How to create a layer with different-sized filters

lesscomfortable · January 17, 2018, 11:19am

Hi!

I need to create a 2-layer convolutional net that takes as input a 3-224-224 image, uses 50 kernels of 33, 50 kernels of 44 and 50 kernels of 5*5 in each layer to perform convolutions and then returns an image.

Can someone help me with an example of this? I tried the following code with a batch size of 16 but the output is torch.Size([16, 142572]), not the 16-3-224-224 that I was expecting.

 class Net(nn.Module):
     def __init__(self):
         super(PrepNetwork, self).__init__()
         self.layer1P = nn.Sequential(
             nn.Conv2d(3, 50, kernel_size=3, padding=1),
             nn.ReLU(),
             nn.Conv2d(50, 50, kernel_size=4, padding=1),
             nn.ReLU(),
             nn.Conv2d(50, 50, kernel_size=5, padding=1),
             nn.ReLU())
         self.layer2P = nn.Sequential(
             nn.Conv2d(50, 50, kernel_size=3, padding=1),
             nn.ReLU(),
             nn.Conv2d(50, 50, kernel_size=4, padding=1),
             nn.ReLU(),
             nn.Conv2d(50, 3, kernel_size=5, padding=1))
 
     def forward(self, x):
         h1 = self.layer1P(x)
         out = self.layer2P(h1)
         out = out.view(out.size(0), -1)
         return out

Thanks in advance!

ptrblck · January 17, 2018, 11:35am

Remove out = out.view(out.size(0), -1) from your forward method amd you will get an output shape of [batch, 3, 218, 218].

.view works like reshape in numpy. So basically you are flattening your output, which gives [batch, 3*218*218=142572].

If you need the same width and height (224) in your output, change the padding in your conv layers, i.e.:

padding=1 for kernel_size=3
padding=2 for kernel_size=5

Since kernel_size=4 is even, it’s a bit more complicated, because it will change the output size by +/-1 for padding=1/2.
In your case, you could leave padding=1 in layer1P and set it to padding=2 in layer2P for kernel_size=4 and you will get an output with the shape [batch, 3, 224, 224].

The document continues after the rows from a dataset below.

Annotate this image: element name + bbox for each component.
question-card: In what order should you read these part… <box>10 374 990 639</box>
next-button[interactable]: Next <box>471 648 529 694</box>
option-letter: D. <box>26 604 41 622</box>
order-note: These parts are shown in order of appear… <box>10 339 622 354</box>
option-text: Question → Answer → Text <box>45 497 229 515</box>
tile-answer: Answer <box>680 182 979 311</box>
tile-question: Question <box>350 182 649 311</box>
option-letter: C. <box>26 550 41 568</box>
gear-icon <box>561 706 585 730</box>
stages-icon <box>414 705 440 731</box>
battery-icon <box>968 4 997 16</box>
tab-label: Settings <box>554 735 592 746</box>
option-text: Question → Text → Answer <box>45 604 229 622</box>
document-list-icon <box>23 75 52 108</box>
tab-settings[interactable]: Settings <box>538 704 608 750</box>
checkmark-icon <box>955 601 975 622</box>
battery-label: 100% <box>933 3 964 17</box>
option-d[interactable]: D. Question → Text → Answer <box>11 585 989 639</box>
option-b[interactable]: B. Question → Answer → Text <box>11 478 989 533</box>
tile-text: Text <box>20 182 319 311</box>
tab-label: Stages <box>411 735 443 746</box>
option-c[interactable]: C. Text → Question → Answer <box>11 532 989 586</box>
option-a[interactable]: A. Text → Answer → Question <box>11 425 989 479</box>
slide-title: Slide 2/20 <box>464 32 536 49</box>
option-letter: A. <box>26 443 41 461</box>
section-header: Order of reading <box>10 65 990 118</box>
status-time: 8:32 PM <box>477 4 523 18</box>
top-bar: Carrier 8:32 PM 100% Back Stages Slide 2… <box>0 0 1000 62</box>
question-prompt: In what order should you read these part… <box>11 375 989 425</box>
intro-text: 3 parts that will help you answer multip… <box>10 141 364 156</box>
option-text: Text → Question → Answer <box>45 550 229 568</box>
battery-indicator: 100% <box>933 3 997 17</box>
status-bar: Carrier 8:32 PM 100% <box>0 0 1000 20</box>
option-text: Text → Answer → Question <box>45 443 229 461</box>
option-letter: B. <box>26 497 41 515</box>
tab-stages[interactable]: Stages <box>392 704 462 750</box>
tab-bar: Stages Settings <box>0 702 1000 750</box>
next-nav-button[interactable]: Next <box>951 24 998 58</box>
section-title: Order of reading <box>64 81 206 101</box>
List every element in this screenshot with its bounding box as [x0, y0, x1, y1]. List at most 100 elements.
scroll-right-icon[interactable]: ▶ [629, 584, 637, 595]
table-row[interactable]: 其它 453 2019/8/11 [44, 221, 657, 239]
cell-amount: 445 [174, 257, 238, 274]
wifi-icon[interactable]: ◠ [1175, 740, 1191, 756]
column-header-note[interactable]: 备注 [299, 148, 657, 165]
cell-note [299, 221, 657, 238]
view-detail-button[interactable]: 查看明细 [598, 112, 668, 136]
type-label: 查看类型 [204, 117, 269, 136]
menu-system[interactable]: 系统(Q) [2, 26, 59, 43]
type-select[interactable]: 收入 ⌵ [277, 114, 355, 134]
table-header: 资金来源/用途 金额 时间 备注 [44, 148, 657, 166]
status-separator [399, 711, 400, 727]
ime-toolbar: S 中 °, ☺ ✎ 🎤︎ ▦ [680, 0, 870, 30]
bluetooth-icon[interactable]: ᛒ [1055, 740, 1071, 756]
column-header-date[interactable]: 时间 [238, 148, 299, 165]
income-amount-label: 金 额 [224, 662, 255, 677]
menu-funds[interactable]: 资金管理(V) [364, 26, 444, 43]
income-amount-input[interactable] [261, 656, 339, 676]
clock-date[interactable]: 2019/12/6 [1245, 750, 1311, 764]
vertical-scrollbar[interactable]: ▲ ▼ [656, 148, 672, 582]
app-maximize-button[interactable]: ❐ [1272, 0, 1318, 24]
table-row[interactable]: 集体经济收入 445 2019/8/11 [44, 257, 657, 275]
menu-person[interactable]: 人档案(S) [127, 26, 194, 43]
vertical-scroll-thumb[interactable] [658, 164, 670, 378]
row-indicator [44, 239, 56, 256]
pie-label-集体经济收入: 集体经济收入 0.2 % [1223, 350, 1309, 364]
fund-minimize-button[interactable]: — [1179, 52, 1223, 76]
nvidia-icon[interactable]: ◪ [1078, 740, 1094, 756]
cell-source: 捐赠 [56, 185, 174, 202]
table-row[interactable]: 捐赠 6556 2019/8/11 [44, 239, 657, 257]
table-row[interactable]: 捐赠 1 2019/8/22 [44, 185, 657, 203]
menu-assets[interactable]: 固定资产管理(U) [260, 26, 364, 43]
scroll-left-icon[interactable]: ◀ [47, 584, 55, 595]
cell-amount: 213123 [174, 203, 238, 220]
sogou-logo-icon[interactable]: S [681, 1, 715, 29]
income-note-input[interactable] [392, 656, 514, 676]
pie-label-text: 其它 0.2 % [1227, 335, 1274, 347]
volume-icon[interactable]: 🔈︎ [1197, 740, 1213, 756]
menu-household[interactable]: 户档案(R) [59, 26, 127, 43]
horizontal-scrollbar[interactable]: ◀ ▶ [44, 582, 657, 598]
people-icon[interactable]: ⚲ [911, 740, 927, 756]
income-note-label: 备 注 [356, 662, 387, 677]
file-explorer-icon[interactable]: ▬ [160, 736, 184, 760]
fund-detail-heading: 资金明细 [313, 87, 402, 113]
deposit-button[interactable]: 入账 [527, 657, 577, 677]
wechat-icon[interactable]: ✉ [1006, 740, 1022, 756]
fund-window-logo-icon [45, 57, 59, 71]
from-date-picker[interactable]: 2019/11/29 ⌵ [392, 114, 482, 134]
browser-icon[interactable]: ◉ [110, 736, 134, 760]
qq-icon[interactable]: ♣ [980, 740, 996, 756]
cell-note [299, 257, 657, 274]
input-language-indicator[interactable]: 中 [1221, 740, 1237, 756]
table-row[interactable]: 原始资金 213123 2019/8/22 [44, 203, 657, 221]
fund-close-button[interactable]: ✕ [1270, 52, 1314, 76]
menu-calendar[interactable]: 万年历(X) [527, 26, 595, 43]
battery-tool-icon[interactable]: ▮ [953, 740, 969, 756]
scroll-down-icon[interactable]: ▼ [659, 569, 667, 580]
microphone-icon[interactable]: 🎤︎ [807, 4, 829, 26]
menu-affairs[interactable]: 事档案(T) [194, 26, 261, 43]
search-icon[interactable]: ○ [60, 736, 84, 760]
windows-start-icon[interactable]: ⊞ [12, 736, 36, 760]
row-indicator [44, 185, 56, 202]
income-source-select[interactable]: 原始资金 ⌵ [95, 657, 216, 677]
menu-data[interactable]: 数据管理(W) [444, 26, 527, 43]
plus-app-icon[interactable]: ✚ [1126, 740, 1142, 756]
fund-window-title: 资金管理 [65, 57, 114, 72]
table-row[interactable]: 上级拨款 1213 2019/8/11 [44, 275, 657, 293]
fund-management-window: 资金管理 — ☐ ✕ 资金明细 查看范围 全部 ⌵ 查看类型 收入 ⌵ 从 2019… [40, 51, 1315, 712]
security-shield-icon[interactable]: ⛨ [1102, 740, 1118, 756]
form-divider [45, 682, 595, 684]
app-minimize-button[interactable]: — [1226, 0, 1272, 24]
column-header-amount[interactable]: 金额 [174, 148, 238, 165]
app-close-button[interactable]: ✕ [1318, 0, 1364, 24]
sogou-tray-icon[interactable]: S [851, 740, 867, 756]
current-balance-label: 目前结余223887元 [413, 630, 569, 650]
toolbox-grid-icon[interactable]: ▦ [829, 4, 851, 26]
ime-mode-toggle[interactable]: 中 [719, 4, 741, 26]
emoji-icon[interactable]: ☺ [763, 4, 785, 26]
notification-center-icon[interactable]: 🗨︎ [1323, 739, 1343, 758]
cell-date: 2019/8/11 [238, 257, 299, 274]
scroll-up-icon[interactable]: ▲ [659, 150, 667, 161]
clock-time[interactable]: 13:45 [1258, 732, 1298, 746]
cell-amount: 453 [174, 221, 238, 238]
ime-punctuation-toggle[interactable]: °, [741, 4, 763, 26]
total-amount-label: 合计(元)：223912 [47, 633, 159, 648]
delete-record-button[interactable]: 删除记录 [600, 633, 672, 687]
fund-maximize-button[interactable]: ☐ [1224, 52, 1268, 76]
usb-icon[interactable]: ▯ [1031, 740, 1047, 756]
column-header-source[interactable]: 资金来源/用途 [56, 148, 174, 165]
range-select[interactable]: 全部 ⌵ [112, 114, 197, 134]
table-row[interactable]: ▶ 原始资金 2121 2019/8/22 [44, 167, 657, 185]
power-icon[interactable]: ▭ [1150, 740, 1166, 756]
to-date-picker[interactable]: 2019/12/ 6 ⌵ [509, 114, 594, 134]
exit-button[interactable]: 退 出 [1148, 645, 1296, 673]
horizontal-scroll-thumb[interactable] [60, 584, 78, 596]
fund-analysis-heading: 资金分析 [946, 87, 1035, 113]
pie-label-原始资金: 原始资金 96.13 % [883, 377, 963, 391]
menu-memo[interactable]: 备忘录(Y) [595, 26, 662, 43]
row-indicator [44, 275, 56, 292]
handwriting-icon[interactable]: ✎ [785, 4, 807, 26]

lesscomfortable · January 17, 2018, 11:48am

Thank you for the detailed answer! Do you know some resource where I could learn how kernel size and padding affects the dimensions of the final output?

ptrblck · January 17, 2018, 12:00pm

Have a look at the lecture about CNNs in Stanford’s CS231n.
It makes the input and output sizes clear and gives you an intuition on what’s happening in a conv layer.